SiMPL icon indicating copy to clipboard operation
SiMPL copied to clipboard

Transforming spirl weights

Open JACKHAHA363 opened this issue 2 years ago • 3 comments

Hi, I noticed that the link to pretrained kitchen spirl model has a different format from the original spirl format.

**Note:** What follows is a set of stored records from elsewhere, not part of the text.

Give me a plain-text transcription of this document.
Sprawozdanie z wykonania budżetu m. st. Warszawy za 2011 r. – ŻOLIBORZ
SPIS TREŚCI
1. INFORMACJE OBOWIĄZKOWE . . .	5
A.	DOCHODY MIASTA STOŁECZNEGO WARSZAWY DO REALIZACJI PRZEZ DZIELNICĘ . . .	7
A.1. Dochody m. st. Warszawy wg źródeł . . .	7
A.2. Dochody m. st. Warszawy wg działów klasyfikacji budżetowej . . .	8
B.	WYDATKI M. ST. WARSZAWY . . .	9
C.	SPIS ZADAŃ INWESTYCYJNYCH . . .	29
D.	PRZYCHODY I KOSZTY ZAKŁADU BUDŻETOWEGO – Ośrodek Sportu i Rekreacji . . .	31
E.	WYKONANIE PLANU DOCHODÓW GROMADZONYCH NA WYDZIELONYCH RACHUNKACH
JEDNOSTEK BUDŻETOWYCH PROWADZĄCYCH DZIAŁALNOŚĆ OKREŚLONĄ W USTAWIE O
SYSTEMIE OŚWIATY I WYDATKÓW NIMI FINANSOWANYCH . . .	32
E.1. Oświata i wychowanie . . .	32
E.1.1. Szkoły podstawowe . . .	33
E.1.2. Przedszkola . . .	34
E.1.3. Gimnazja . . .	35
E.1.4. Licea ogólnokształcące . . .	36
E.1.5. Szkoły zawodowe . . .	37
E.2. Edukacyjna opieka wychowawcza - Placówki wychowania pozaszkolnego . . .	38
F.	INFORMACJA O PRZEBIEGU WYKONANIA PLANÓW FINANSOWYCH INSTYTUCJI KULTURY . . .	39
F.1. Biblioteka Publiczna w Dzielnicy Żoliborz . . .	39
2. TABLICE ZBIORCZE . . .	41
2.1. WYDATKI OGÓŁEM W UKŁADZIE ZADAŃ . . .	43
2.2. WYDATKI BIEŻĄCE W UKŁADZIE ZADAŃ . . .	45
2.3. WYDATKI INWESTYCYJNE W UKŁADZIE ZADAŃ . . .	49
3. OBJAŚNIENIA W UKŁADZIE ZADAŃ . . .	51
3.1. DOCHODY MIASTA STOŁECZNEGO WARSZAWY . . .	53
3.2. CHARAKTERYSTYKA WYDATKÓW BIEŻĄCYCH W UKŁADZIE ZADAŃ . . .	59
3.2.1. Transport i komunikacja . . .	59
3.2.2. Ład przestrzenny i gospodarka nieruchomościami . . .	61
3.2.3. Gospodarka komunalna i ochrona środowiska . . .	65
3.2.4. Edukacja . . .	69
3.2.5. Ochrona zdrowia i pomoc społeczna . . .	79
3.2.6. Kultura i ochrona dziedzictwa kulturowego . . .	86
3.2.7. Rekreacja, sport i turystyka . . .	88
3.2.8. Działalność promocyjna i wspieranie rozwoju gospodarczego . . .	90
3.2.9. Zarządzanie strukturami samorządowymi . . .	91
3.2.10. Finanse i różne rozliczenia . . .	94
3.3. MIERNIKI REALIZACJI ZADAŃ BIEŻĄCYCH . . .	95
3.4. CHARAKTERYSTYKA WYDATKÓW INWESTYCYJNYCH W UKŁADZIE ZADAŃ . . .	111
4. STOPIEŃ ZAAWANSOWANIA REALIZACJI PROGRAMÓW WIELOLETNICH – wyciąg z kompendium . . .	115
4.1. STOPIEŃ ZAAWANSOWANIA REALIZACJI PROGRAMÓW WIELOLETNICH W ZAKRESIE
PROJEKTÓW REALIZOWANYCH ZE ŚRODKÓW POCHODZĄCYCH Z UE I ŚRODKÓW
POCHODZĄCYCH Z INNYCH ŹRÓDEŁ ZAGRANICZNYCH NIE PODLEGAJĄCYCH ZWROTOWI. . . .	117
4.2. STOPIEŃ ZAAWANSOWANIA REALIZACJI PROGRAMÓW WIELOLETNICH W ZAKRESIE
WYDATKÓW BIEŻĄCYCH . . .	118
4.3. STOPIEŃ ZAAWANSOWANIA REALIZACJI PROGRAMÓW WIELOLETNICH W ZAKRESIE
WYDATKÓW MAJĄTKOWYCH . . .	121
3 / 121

E.g. the keys in this repo

dict_keys(['horizon', 'z_dim', 'spirl_low_policy', 'spirl_prior_policy'])

The keys in the spirl repo

dict_keys(['epoch', 'global_step', 'state_dict', 'optimizer'])

How can I transform the original weights into the format readable by SiMPL? I need this since I am trying to train spirl on a new env and use the checkpoint in the SiMPL.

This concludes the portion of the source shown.